Smart players of this game know that catching ladder is not as important as missing the snakes. Since roll of dice always push you forward you tend to move up slowly, you will get to the target anyway, just avoid snake heads.
Like wise, Stock Market has upward bias. Smart investors know time is on their side, and helps them in getting compounded return, if they just hang on in the market ! Important lesson for the investor is missing snakes or missing the downside of the market. I am not talking about timing the market. But investor should learn to control the risk of the portfolio so much that they don’t get to lose the capital or large negative return in any year. Just like avoiding snake heads !

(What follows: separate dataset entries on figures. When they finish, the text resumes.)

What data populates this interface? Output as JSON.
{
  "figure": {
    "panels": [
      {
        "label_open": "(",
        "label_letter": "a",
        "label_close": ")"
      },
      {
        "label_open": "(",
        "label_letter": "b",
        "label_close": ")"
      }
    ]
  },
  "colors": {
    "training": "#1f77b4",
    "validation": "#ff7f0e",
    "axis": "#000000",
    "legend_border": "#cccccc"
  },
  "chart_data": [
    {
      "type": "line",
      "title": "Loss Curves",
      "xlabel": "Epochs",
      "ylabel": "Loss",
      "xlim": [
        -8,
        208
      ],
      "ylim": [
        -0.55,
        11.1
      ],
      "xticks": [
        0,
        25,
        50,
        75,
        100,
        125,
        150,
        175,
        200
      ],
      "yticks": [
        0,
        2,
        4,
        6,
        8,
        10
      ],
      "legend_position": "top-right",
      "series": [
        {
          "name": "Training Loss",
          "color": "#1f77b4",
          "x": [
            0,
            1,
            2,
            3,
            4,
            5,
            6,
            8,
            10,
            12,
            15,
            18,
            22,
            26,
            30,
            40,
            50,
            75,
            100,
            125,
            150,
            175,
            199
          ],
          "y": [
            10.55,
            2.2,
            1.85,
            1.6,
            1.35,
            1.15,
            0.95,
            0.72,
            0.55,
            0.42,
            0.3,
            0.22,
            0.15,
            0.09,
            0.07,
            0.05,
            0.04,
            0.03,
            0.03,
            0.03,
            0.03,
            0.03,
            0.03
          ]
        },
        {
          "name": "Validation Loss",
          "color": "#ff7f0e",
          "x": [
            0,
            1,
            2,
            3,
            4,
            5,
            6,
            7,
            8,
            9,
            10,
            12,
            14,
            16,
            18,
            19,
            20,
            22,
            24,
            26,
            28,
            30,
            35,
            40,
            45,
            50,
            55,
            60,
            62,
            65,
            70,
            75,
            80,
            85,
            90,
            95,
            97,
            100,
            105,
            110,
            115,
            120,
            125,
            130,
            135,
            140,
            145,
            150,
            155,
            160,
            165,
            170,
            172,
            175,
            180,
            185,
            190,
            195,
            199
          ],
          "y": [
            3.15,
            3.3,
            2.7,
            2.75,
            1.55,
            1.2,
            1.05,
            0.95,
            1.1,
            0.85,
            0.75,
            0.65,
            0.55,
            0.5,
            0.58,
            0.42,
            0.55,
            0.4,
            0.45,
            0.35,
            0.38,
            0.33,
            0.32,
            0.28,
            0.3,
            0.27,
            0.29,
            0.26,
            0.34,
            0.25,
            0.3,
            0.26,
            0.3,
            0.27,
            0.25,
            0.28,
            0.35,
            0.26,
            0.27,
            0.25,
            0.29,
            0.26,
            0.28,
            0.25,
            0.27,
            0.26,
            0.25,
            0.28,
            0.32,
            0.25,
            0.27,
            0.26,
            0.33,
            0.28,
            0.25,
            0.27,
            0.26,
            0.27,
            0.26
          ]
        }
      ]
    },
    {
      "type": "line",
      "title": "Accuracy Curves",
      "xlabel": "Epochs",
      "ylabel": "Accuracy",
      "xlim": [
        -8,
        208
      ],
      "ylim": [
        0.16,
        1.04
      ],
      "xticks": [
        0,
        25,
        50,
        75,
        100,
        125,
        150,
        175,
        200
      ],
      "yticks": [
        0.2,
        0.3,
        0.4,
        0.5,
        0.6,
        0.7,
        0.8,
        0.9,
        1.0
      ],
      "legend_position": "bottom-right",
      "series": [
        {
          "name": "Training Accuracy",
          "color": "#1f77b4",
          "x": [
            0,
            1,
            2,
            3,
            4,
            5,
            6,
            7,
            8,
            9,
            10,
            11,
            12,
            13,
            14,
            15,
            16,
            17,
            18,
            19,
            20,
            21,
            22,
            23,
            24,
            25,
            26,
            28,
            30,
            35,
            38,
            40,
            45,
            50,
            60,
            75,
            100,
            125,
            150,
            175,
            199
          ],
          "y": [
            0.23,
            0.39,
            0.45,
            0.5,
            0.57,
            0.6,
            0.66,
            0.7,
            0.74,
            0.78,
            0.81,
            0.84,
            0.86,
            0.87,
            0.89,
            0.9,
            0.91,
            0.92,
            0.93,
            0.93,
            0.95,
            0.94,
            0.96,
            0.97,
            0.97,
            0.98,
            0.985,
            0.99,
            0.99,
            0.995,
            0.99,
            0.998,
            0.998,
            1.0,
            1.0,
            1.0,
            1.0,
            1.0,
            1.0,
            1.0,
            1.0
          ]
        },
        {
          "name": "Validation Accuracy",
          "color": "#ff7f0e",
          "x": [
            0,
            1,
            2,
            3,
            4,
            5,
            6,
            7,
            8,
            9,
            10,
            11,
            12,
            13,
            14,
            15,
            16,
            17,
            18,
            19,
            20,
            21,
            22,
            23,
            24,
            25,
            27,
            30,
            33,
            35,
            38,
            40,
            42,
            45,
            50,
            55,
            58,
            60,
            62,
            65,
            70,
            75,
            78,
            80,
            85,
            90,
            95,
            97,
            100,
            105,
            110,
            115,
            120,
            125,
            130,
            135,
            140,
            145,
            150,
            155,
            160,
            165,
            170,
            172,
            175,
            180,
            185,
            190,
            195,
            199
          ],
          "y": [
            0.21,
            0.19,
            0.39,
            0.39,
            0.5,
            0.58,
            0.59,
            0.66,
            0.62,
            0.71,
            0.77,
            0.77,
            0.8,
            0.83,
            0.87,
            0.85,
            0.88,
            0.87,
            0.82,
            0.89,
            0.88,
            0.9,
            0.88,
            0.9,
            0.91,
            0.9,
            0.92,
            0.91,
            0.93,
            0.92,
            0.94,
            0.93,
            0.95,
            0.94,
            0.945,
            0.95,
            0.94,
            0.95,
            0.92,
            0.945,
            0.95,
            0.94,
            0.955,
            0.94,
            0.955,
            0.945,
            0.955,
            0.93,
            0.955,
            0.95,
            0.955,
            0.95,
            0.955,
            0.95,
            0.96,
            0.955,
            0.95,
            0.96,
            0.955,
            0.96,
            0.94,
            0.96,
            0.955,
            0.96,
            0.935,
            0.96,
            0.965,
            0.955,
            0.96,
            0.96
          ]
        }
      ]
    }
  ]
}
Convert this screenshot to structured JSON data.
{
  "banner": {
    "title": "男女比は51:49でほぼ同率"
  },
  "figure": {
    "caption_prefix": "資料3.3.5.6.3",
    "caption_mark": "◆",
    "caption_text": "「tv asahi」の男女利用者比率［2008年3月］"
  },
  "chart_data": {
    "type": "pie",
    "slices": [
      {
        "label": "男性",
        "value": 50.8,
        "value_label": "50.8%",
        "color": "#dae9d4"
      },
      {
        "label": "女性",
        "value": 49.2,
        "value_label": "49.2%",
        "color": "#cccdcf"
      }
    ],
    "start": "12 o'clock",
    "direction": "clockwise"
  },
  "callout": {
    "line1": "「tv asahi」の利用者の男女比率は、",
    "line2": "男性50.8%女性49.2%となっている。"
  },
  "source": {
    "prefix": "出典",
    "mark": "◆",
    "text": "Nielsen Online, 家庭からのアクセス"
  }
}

Any one looking at the figure-2 closely will see most dangerous snake is the Green one that has its head in #99. That can drag you down to #7. I saw kids caught by this snake throw their token and quit the game in disgust. Some of them so much frustrated, vouch not to play this game again ! But kids have short memory and within 24 hours, they will return to play – eager to take revenge on the snake.
But we grownups have problem. We have good memory. “Once bitten twice shy” is written with us in mind, and not the children.
A retiree saving and investing his portfolio should take enough precaution to safe guard his assets and slowly shift the money to safe fixed income instruments just before retirement. This is very much necessary. Investors risk tolerance does not matter in this case. They MUST do this adjustment to the portfolio couple of years before the retirement.
After all, portfolio safety is what matters, investor’s risk tolerance is not, just before retirement. Remember Risk can show up unexpectedly. If the capital is destroyed completely, few years before withdrawal, risk tolerance of the investor, can’t get the capital back.
Any retiree who fail to do this adjustment due to ignorance or innocence or arrogance will taken down by the Green snake.
Another interesting square is #4. That ladder takes you to #79 in blink of an eye. A Lucky player rolling #3 at the beginning of the game tastes this success in one roll. It happens some time.It is not impossible to get. Look at this other way, out of 6 players, one has the probability of getting this lucky roll ! Not a bad probability. This roll gives lot of confidence to the player and he starts thinking he in invincible on that day and assume he would be the winner because Lady Luck is playing for him !
The same thing happens in the stock market too. Few investors gets lucky and they make money quickly and that boost their ego and they attribute this luck to their stock picking ability and enter the stock market with lot of arrogance and they get humbled in few rolls.